Puluhan rumah liar di bawah tumpukan petikemas di lingkungan tanjung Perak berada dalam bahaya. Sewaktu-waktun tumpukan petikemas itu bisa jatuh menimpa pemukiman mereka. (Destyan Sujarwoko/SINDO)
Goncangan tanah mirip gempa disertai suara gemuruh mesin dan benturan besi kontainer menjadi sarapan tiap hari warga Prapatkurung Tegal, Kelurahan Perak Barat, Kecamatan Pabeancantikan, Surabaya, Jawa Timur.
Rumah mereka yang berada persis di bawah tumpukan peti kemas membuat pilihan hidup warga pendatang ini tidaklah banyak. Selain menyadari bahwa bisa tinggal di sekitar kompleks gudang penumpukan peti kemas di kawasan Pelabuhan Tanjung Perak itu sudah untung-untungan. Maklum, tanah yang mereka tempati itu bukanlah milik sendiri, melainkan milik PT KAI yang berada di sepanjang jalur perlintasan kereta barang.
Jumlah warga pendatang yang bermukim di tanah kosong samping gudang penumpukan peti kemas itu cukup banyak. Mungkin di atas 100 kepala keluarga (KK).

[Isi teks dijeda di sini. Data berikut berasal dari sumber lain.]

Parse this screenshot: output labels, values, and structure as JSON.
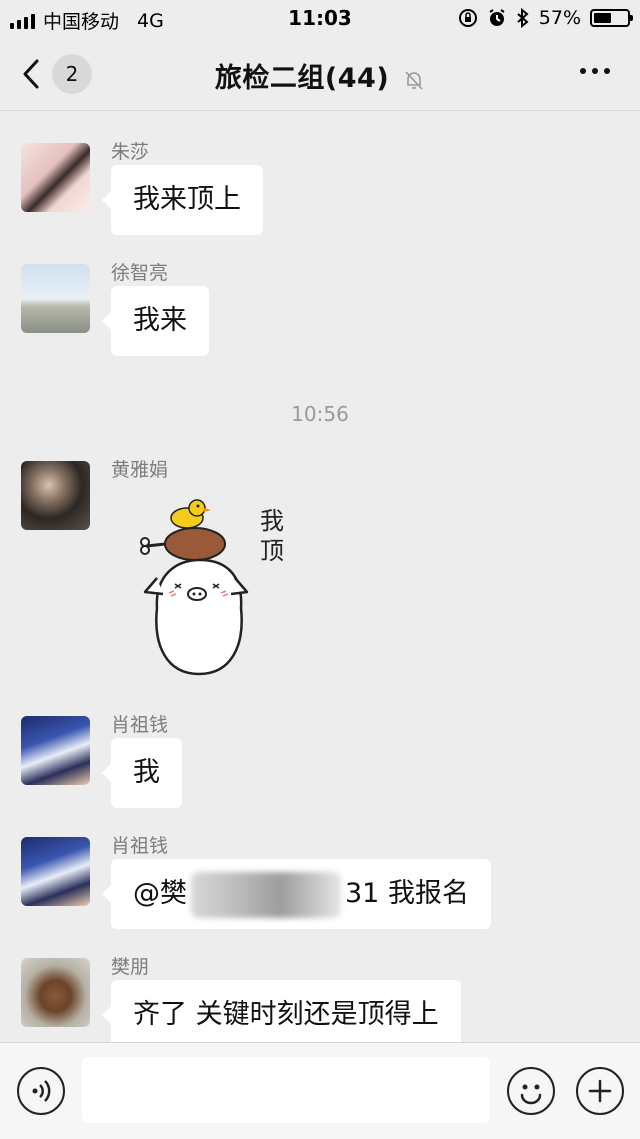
{
  "status_bar": {
    "carrier": "中国移动",
    "network": "4G",
    "time": "11:03",
    "battery": "57%",
    "battery_level": 0.57
  },
  "header": {
    "back_badge": "2",
    "title": "旅检二组(44)"
  },
  "timestamp": "10:56",
  "messages": [
    {
      "sender": "朱莎",
      "text": "我来顶上"
    },
    {
      "sender": "徐智亮",
      "text": "我来"
    },
    {
      "sender": "黄雅娟",
      "sticker_text": "我顶"
    },
    {
      "sender": "肖祖钱",
      "text": "我"
    },
    {
      "sender": "肖祖钱",
      "text_prefix": "@樊",
      "text_suffix": "31 我报名"
    },
    {
      "sender": "樊朋",
      "text": "齐了 关键时刻还是顶得上"
    }
  ],
  "input": {
    "value": ""
  },
  "icons": {
    "back": "chevron-left-icon",
    "mute": "bell-off-icon",
    "more": "more-icon",
    "voice": "voice-icon",
    "emoji": "emoji-icon",
    "add": "plus-icon"
  }
}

Mereka membangun rumah semi permanen persis dibalik tembok gudang penumpukan peti kemas milik salah satu perusahaan jasa peti kemas di sana. Bentuknya sederhana, ukurannya juga tergolong sangat sempit.
Bila dilihat sekilas, tampak rumah-rumah atau lebih dikenal dengan istilah bedeng-bedeng ini sangatlah tidak aman. Bagaimana tidak, ukuran rumah mereka kalah tinggi dibanding tumpukan peti kemas yang berada persis di belakangnya.
Jika sampai tumpukan peti kemas itu roboh, bisa dibayangkan rumah-rumah renta ini akan langsung rata dengan tanah. Ancaman semacam itu bisa terjadi sewaktu-waktu mengingat aktivitas bongkar-pasang petikemas bisa dilakukan seaktu-waktu. Baik pagi, siang, sore, malam, atau bahkan dini hari sekalipun.
Gerakan kendaraan eskavator pengangkat petikemas maupun benturan antar kontainer raksasa saat bongkar-pasang tentu akan menjadi hiasan tersendiri bagi penduduk di sana.
"Jika (kegiatan) itu sedang berlangsung, biasanya sangat mengganggu. Apalagi bila aktivitas dilakukan malam hari waktu warga sedang tidur lelap. Goncangannya seperti gempa, suaranya seperti gemuruh. Sangat berisik dan menggangu," kata Utami (35), salah satu ibu rumah tangga.
Senada dengan Utami, sejumlah warga mengaku gempa lokal dan suara gemuruh itu sudah menjadi sarapan saban hari mereka. Masalahnya tak lain adalah dampak situasi tidak nyaman itu pada anak-anak.
Terutama yang masih usia sekolah. TK, SD, SMP maupun SMA. Meski terbiasa, suara ribut dan gempa lokal yang mengguncang rumah mereka membuat anak-anak ini sulit untuk konsentrasi belajar.
"Anak-anak biasanya memilih tidur dulu jika sedang ada aktivitas bongkar pasang petikemas dibelakang rumah. Atau kalau tidak ya nontonm teve atau belajar ke rumah teman-temannya," timpal Aminah, ibu pendatang asal Sampang, Madura menambahkan.
Yang paling membuat warga susah, tentu saja dampak 'gempa lokal' itu terhadap bangunan semi-permanen berikut isinya. Selain membuat konstruksi berantakan, benda perabot seperti piring, gelas dan kaca sering pecah karena jatuh usai kena getaran.
"Yang itu tidak seberapa. Disini, hampir semua peralatan elektronik tidak bisa tahan lama. Mau nonton teve saja televisi saja tidak bisa tenang karena gambarnya rusak kena getaran jika dan aktivitas dibelakang," kata Supriono, warga lain di lingkungan kumuh Prapatkurung Tegal sambil menunjukan VCD-nya yang rusak kena gempa lokal.